The diverse group of students represents nearly 20 countries — 53% of the class is made up of international students. Collectively, they speak 26 languages, including Japanese, Turkish, and Bulgarian. Students of color from the U.S. make up 38% of the class. The average amount of work experience of the class is five years.

In his remarks, Jim Levinsohn, dean of the Jackson School and Charles W. Goodyear Professor of Global Affairs, seized upon the wide range of cultures and experiences the class offers to urge the students to build meaningful relationships that will enrich them long after they’ve left Yale.
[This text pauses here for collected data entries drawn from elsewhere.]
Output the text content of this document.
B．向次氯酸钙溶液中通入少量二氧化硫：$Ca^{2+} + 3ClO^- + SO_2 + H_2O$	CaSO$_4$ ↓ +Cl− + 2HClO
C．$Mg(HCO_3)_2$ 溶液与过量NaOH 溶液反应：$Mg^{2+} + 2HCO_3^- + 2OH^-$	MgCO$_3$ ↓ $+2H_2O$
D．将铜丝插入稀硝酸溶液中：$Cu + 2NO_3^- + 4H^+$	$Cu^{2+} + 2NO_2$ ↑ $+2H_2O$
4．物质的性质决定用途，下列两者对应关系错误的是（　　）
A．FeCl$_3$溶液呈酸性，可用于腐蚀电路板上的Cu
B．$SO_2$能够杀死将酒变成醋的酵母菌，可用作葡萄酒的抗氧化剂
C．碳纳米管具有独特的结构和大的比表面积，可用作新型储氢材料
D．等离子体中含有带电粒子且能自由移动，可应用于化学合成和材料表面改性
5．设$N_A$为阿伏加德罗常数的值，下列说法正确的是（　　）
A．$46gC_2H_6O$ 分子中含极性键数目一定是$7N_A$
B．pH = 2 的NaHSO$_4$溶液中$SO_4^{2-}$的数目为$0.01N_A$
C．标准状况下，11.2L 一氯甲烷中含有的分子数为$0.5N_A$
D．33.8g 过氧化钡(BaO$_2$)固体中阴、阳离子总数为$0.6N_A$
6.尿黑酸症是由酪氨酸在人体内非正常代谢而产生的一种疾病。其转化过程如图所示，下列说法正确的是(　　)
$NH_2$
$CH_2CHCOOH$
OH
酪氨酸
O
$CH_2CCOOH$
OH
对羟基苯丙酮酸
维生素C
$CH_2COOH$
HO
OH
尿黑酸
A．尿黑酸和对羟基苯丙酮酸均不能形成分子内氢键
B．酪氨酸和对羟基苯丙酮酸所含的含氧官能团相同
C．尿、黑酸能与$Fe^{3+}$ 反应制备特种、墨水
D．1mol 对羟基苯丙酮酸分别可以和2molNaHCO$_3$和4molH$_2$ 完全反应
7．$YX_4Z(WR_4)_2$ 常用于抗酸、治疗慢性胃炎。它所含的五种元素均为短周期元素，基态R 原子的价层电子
“The experiences you bring to our community are stunning,” said Levinsohn. “Learn from each other because you have so much to offer one another. You will have lots of demands on your time, but I hope you take some of that time to build relationships. That is what’s going to matter and that will be the lasting impact this school has on you.”

Levinsohn also implored the students to take advantage of all that Yale has to offer, particularly taking courses at Yale’s other graduate and professional schools and engaging with the world-class scholars at Jackson.
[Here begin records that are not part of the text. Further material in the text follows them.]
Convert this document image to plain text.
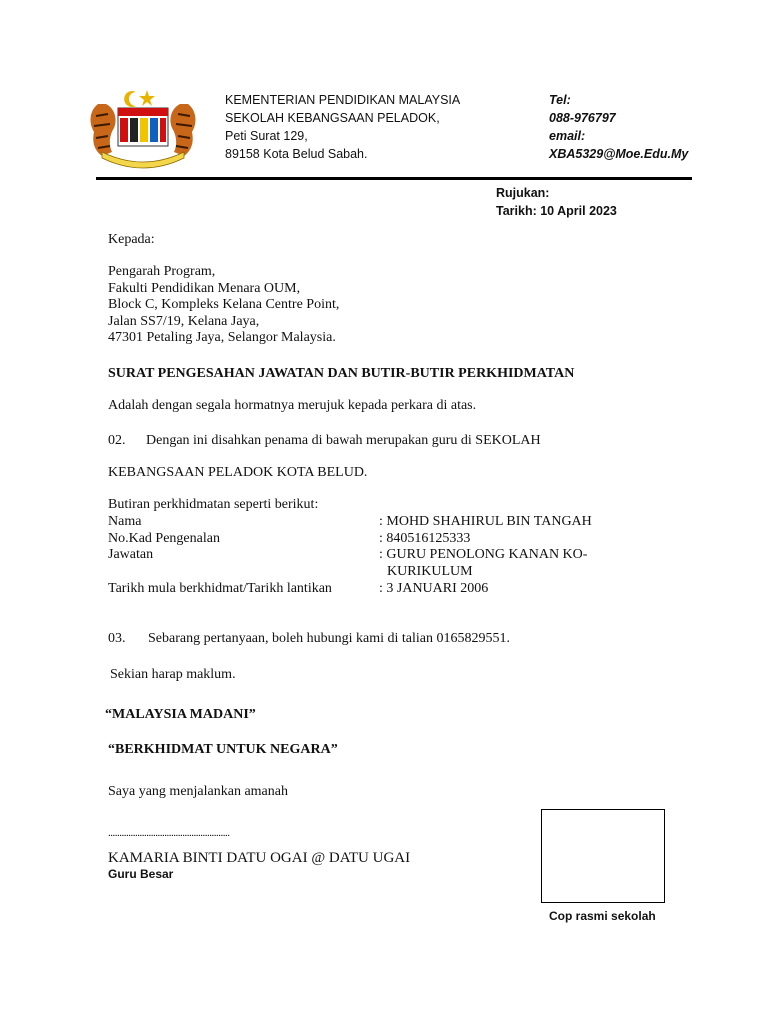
KEMENTERIAN PENDIDIKAN MALAYSIA
SEKOLAH KEBANGSAAN PELADOK,
Peti Surat 129,
89158 Kota Belud Sabah.
Tel:
088-976797
email:
XBA5329@Moe.Edu.My
Rujukan:
Tarikh: 10 April 2023
Kepada:
Pengarah Program,
Fakulti Pendidikan Menara OUM,
Block C, Kompleks Kelana Centre Point,
Jalan SS7/19, Kelana Jaya,
47301 Petaling Jaya, Selangor Malaysia.
SURAT PENGESAHAN JAWATAN DAN BUTIR-BUTIR PERKHIDMATAN
Adalah dengan segala hormatnya merujuk kepada perkara di atas.
02. Dengan ini disahkan penama di bawah merupakan guru di SEKOLAH
KEBANGSAAN PELADOK KOTA BELUD.
Butiran perkhidmatan seperti berikut:
Nama	: MOHD SHAHIRUL BIN TANGAH
No.Kad Pengenalan	: 840516125333
Jawatan	: GURU PENOLONG KANAN KO-
KURIKULUM
Tarikh mula berkhidmat/Tarikh lantikan	: 3 JANUARI 2006
03. Sebarang pertanyaan, boleh hubungi kami di talian 0165829551.
Sekian harap maklum.
“MALAYSIA MADANI”
“BERKHIDMAT UNTUK NEGARA”
Saya yang menjalankan amanah
......................................................
KAMARIA BINTI DATU OGAI @ DATU UGAI
Guru Besar
Cop rasmi sekolah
“You not only get the chance to learn from the best of academia, but you can put what you learn into practice with those who are applying those principles to work on the ground,” said Levinsohn.

David Simon, senior lecturer and assistant dean for graduate education at the Jackson School, reminded the students of the school’s nascence and the continued work of forming a culture and a community.

“For me, as much as the teaching and practice is important,” said Simon, “the opportunity to build upon a community is an opportunity I relish — and I hope you all do, as well.”

Maytal Saltiel, interim university chaplain at Yale, delivered the benediction, reading from Irish poet John O’Donohue’s “For a New Beginning:

Though your destination is not yet clear
You can trust the promise of this opening;
Unfurl yourself into the grace of beginning
That is at one with your life’s desire.

The ceremony was followed by a celebratory lunch on the lawn outside of Horchow Hall.